House Boat Cruise Around Kumarakom

Kumarakom in Kerala is an unusual tourist centre, offering first class accommodation and cruises in exotic houseboats. We can motor down from Kochi to Kumarakom through the lake and narrow canals under the shadow of tall graceful coconut palms, evenly spaced.

In Kumarakom there are many well-known Heritage Resorts where you could get cottages for comfortable stay.

You can continue your cruise on the backwaters and the Vembanad Lake on to Alleppey and back to Kumarakom on board a houseboat. The houseboat was, indeed, the kettuvallom of olden days, but transformed beyond belief. It had a curved roof of bamboo and wattle. Latticed cane work framed the “look-out” opening on the sides of the deck. The inside of the boat is lined with the white satiny matting of the finest variety of Kerala mats called metha payus. The sleeping cabinets are comfortable bedrooms with foam mattresses, mosquito curtains and even an electric fan, attached baths with a shower and toilet. Beyond, near the bow, is a large saloon with a round table and wicker chairs. A crew of four, including the captain and the cook, attend to our needs efficiently and quietly.

Powered by bamboo poles and a purring outboard engine the boat glides over the backwaters. Tall coconut palms grow grow on the narrow bunds in single file, like sentinels awaiting a royal procession. As the bunds broadened, there are cottages with green rice fields beyond. The waters are placid and calm, the silence brakes only by an occasional kettuvallom crossing us or by a rowboat carrying people to their homes. As your boat enters the lake area, you will find yourselves on a vast expanse of water, banked in the far distance by jungles of palm and bamboo and stands of banana, growing in lush profusion , the crew bring us lunch with fried karimeen, and prawn curry, both freshly caught from the lake.
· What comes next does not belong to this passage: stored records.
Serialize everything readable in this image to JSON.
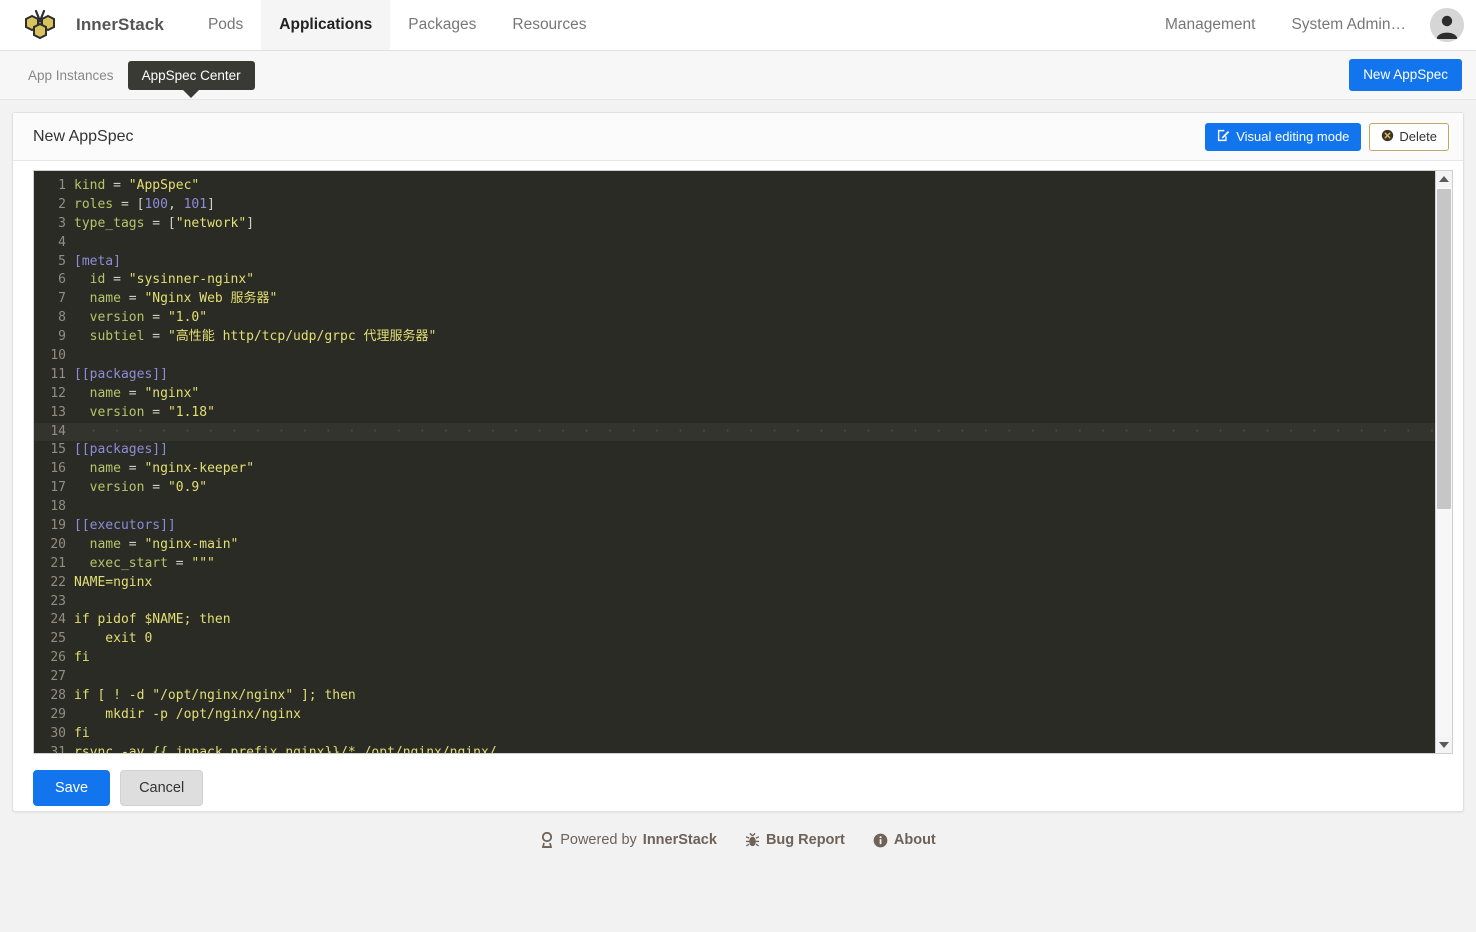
{
  "header": {
    "brand": "InnerStack",
    "logo_icon": "bee-honeycomb-logo",
    "nav": [
      {
        "label": "Pods",
        "active": false
      },
      {
        "label": "Applications",
        "active": true
      },
      {
        "label": "Packages",
        "active": false
      },
      {
        "label": "Resources",
        "active": false
      }
    ],
    "right": [
      {
        "label": "Management"
      },
      {
        "label": "System Admin…"
      }
    ],
    "avatar_icon": "user-avatar-icon"
  },
  "subbar": {
    "tabs": [
      {
        "label": "App Instances",
        "active": false
      },
      {
        "label": "AppSpec Center",
        "active": true
      }
    ],
    "new_button": "New AppSpec"
  },
  "panel": {
    "title": "New AppSpec",
    "visual_mode_button": "Visual editing mode",
    "visual_mode_icon": "pencil-square-icon",
    "delete_button": "Delete",
    "delete_icon": "circle-x-icon",
    "save_button": "Save",
    "cancel_button": "Cancel"
  },
  "editor": {
    "active_line": 14,
    "colors": {
      "background": "#2b2b26",
      "active_line": "#34342e",
      "gutter_text": "#8f8f84",
      "key": "#b6c46a",
      "string": "#e2df73",
      "number": "#8c8cd8",
      "section": "#8c8cd8"
    },
    "lines": [
      {
        "n": 1,
        "tokens": [
          {
            "t": "key",
            "v": "kind"
          },
          {
            "t": "op",
            "v": " = "
          },
          {
            "t": "str",
            "v": "\"AppSpec\""
          }
        ]
      },
      {
        "n": 2,
        "tokens": [
          {
            "t": "key",
            "v": "roles"
          },
          {
            "t": "op",
            "v": " = ["
          },
          {
            "t": "num",
            "v": "100"
          },
          {
            "t": "op",
            "v": ", "
          },
          {
            "t": "num",
            "v": "101"
          },
          {
            "t": "op",
            "v": "]"
          }
        ]
      },
      {
        "n": 3,
        "tokens": [
          {
            "t": "key",
            "v": "type_tags"
          },
          {
            "t": "op",
            "v": " = ["
          },
          {
            "t": "str",
            "v": "\"network\""
          },
          {
            "t": "op",
            "v": "]"
          }
        ]
      },
      {
        "n": 4,
        "tokens": []
      },
      {
        "n": 5,
        "tokens": [
          {
            "t": "sec",
            "v": "[meta]"
          }
        ]
      },
      {
        "n": 6,
        "tokens": [
          {
            "t": "key",
            "v": "  id"
          },
          {
            "t": "op",
            "v": " = "
          },
          {
            "t": "str",
            "v": "\"sysinner-nginx\""
          }
        ]
      },
      {
        "n": 7,
        "tokens": [
          {
            "t": "key",
            "v": "  name"
          },
          {
            "t": "op",
            "v": " = "
          },
          {
            "t": "str",
            "v": "\"Nginx Web 服务器\""
          }
        ]
      },
      {
        "n": 8,
        "tokens": [
          {
            "t": "key",
            "v": "  version"
          },
          {
            "t": "op",
            "v": " = "
          },
          {
            "t": "str",
            "v": "\"1.0\""
          }
        ]
      },
      {
        "n": 9,
        "tokens": [
          {
            "t": "key",
            "v": "  subtiel"
          },
          {
            "t": "op",
            "v": " = "
          },
          {
            "t": "str",
            "v": "\"高性能 http/tcp/udp/grpc 代理服务器\""
          }
        ]
      },
      {
        "n": 10,
        "tokens": []
      },
      {
        "n": 11,
        "tokens": [
          {
            "t": "sec",
            "v": "[[packages]]"
          }
        ]
      },
      {
        "n": 12,
        "tokens": [
          {
            "t": "key",
            "v": "  name"
          },
          {
            "t": "op",
            "v": " = "
          },
          {
            "t": "str",
            "v": "\"nginx\""
          }
        ]
      },
      {
        "n": 13,
        "tokens": [
          {
            "t": "key",
            "v": "  version"
          },
          {
            "t": "op",
            "v": " = "
          },
          {
            "t": "str",
            "v": "\"1.18\""
          }
        ]
      },
      {
        "n": 14,
        "tokens": [
          {
            "t": "guide",
            "v": "  ·  ·  ·  ·  ·  ·  ·  ·  ·  ·  ·  ·  ·  ·  ·  ·  ·  ·  ·  ·  ·  ·  ·  ·  ·  ·  ·  ·  ·  ·  ·  ·  ·  ·  ·  ·  ·  ·  ·  ·  ·  ·  ·  ·  ·  ·  ·  ·  ·  ·  ·  ·  ·  ·  ·  ·  ·  ·  ·  ·  ·  ·  ·  ·  ·  ·  ·  ·  ·  ·"
          }
        ]
      },
      {
        "n": 15,
        "tokens": [
          {
            "t": "sec",
            "v": "[[packages]]"
          }
        ]
      },
      {
        "n": 16,
        "tokens": [
          {
            "t": "key",
            "v": "  name"
          },
          {
            "t": "op",
            "v": " = "
          },
          {
            "t": "str",
            "v": "\"nginx-keeper\""
          }
        ]
      },
      {
        "n": 17,
        "tokens": [
          {
            "t": "key",
            "v": "  version"
          },
          {
            "t": "op",
            "v": " = "
          },
          {
            "t": "str",
            "v": "\"0.9\""
          }
        ]
      },
      {
        "n": 18,
        "tokens": []
      },
      {
        "n": 19,
        "tokens": [
          {
            "t": "sec",
            "v": "[[executors]]"
          }
        ]
      },
      {
        "n": 20,
        "tokens": [
          {
            "t": "key",
            "v": "  name"
          },
          {
            "t": "op",
            "v": " = "
          },
          {
            "t": "str",
            "v": "\"nginx-main\""
          }
        ]
      },
      {
        "n": 21,
        "tokens": [
          {
            "t": "key",
            "v": "  exec_start"
          },
          {
            "t": "op",
            "v": " = "
          },
          {
            "t": "str",
            "v": "\"\"\""
          }
        ]
      },
      {
        "n": 22,
        "tokens": [
          {
            "t": "str",
            "v": "NAME=nginx"
          }
        ]
      },
      {
        "n": 23,
        "tokens": []
      },
      {
        "n": 24,
        "tokens": [
          {
            "t": "str",
            "v": "if pidof $NAME; then"
          }
        ]
      },
      {
        "n": 25,
        "tokens": [
          {
            "t": "str",
            "v": "    exit 0"
          }
        ]
      },
      {
        "n": 26,
        "tokens": [
          {
            "t": "str",
            "v": "fi"
          }
        ]
      },
      {
        "n": 27,
        "tokens": []
      },
      {
        "n": 28,
        "tokens": [
          {
            "t": "str",
            "v": "if [ ! -d \"/opt/nginx/nginx\" ]; then"
          }
        ]
      },
      {
        "n": 29,
        "tokens": [
          {
            "t": "str",
            "v": "    mkdir -p /opt/nginx/nginx"
          }
        ]
      },
      {
        "n": 30,
        "tokens": [
          {
            "t": "str",
            "v": "fi"
          }
        ]
      },
      {
        "n": 31,
        "tokens": [
          {
            "t": "str",
            "v": "rsync -av {{.inpack_prefix_nginx}}/* /opt/nginx/nginx/"
          }
        ]
      }
    ]
  },
  "footer": {
    "items": [
      {
        "icon": "badge-icon",
        "pre": "Powered by ",
        "bold": "InnerStack"
      },
      {
        "icon": "bug-icon",
        "pre": "",
        "bold": "Bug Report"
      },
      {
        "icon": "info-icon",
        "pre": "",
        "bold": "About"
      }
    ]
  }
}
Ayurvedic oil therapy centre is available in all resorts where a sample general massage is possible. The massage applies fragrant medicated oils on the head and body in plentiful measure as one lay on a high wooden plank on the secluded verandah of an open walled courtyard. Nimble fingers rub every inch of one’s scalp and knead every muscle in one’s body so expertly that one almost gets to sleep.

Arriving in Kochi, you can visit the Jew town. Nowhere else in India can you see the streets of a 400-year-old town, lined with antique and curio shops as in the Jew Town. Astonishingly, their wares reflect the history of this part of the land _ antiques of the native inhabitants juxtaposed with the religious icons of successive invaders and foreign settlers and curios brought in by foreign traders.

The Jewish Synagogue, which the Jewish community built with great zeal 400 odd years ago, is our next focus of interest. It is wonderful to see a synagogue, which had so far been only a word in the Bible. It is impressive with its many adornments _ chandeliers

imported from Belgium, blue hand-painted tiles from China, with two of the same design covering the floor and gold painted boards surrounding the raised pulpit in the centre.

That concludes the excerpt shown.